We recently noted that the current ENSembl data is full of very short isoforms that likely do not represent functional transcripts BUT lead to over-estimate the diversity of the transcriptome (and may include intron-retention isoforms too).
I am looking for a programatic way to reproduce a subset of ENSembl closer to what is provided in ENCODE but that would let me control the degree of evidence I wish to keep.
I found info in ENSembl about TSL (Transcript Support Level) but do not find TSL exposed in BioMART not examples of [R] biomaRt commands applying this annotation to filtering (# although head(organismAttributes("Homo sapiens"), 20) returns transcript_tsl at position #15)
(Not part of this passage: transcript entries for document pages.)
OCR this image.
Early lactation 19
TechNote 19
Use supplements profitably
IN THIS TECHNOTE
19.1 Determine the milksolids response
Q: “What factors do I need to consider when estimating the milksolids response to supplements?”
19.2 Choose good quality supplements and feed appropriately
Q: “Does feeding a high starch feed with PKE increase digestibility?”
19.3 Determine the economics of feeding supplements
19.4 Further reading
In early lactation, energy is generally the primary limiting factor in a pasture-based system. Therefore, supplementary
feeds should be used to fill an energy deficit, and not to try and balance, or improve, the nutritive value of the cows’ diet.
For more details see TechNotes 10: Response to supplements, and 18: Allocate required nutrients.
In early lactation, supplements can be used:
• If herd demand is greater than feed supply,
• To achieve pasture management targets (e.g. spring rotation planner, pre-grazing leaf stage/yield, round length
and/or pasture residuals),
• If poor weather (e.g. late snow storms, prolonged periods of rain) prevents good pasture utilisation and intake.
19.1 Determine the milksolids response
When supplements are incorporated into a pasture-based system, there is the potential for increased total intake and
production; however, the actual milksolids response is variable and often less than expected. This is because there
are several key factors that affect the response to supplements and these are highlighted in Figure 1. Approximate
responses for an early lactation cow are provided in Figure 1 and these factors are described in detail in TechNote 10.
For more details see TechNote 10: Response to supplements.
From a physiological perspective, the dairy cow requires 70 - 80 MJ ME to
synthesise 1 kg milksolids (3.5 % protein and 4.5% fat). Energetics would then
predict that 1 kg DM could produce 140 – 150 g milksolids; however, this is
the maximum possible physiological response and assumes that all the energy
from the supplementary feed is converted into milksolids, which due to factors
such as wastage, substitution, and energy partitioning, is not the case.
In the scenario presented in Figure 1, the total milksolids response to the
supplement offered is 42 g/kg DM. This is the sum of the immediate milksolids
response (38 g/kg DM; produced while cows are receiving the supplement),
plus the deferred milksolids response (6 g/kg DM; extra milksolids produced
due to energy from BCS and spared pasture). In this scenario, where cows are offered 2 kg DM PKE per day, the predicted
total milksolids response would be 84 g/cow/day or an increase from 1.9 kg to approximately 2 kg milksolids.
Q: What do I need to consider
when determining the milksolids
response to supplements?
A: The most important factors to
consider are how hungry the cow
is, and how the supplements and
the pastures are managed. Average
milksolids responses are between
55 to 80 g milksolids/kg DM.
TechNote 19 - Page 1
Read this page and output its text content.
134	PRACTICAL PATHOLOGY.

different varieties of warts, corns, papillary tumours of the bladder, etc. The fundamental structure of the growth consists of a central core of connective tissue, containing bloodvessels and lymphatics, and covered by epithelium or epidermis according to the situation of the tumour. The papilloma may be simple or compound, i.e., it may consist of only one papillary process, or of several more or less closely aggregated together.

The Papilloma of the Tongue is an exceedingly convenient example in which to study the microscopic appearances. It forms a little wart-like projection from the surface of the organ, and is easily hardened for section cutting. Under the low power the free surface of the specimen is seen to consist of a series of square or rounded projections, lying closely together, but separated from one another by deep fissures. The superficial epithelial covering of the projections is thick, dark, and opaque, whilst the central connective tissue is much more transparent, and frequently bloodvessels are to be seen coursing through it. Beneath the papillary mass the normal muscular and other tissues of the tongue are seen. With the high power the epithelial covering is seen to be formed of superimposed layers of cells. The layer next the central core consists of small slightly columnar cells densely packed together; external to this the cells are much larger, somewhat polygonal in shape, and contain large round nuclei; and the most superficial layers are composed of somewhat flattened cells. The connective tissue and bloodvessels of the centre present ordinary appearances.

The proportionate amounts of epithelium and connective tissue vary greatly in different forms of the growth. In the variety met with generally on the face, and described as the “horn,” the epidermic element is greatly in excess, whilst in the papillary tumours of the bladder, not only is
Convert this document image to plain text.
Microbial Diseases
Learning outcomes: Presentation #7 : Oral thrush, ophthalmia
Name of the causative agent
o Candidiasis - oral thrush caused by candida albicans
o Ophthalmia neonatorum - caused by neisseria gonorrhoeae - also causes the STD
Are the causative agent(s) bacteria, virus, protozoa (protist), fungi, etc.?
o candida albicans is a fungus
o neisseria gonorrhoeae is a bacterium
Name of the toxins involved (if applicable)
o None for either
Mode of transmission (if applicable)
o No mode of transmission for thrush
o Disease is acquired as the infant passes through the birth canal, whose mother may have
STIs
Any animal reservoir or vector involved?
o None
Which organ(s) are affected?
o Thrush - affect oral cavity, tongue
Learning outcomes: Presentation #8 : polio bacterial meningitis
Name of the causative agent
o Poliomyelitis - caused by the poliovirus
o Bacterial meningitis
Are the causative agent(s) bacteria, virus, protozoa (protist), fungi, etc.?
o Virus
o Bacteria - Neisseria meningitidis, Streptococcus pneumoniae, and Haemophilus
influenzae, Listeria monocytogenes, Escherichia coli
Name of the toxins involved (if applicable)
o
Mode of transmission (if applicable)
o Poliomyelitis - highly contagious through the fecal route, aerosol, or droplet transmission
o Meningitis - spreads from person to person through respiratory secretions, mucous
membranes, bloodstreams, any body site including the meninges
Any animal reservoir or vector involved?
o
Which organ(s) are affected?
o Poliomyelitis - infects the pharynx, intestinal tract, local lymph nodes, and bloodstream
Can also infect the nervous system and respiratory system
Does anybody have code biomaRt examples to fetch only human transcripts with annotation 'GENCODE basic' as exemplified in the screen-shot of the ABLIM1 gene?
Getting the full GENCODE build as a download is not what I need here, I want to create my own subsets
Thanks in advance
Stephane
Thanks for this Emily,
Can you please be more explicit, I do not see GENCODE nor TSL in the drop down under gene in BioMART.
Also, what about my specific request to do this programatically using biomaRt in R?
Best Stephane
Did you try scrolling down the page?
SHAME on ME :-) is t is clearly Friday.
One last, what about doing this in R?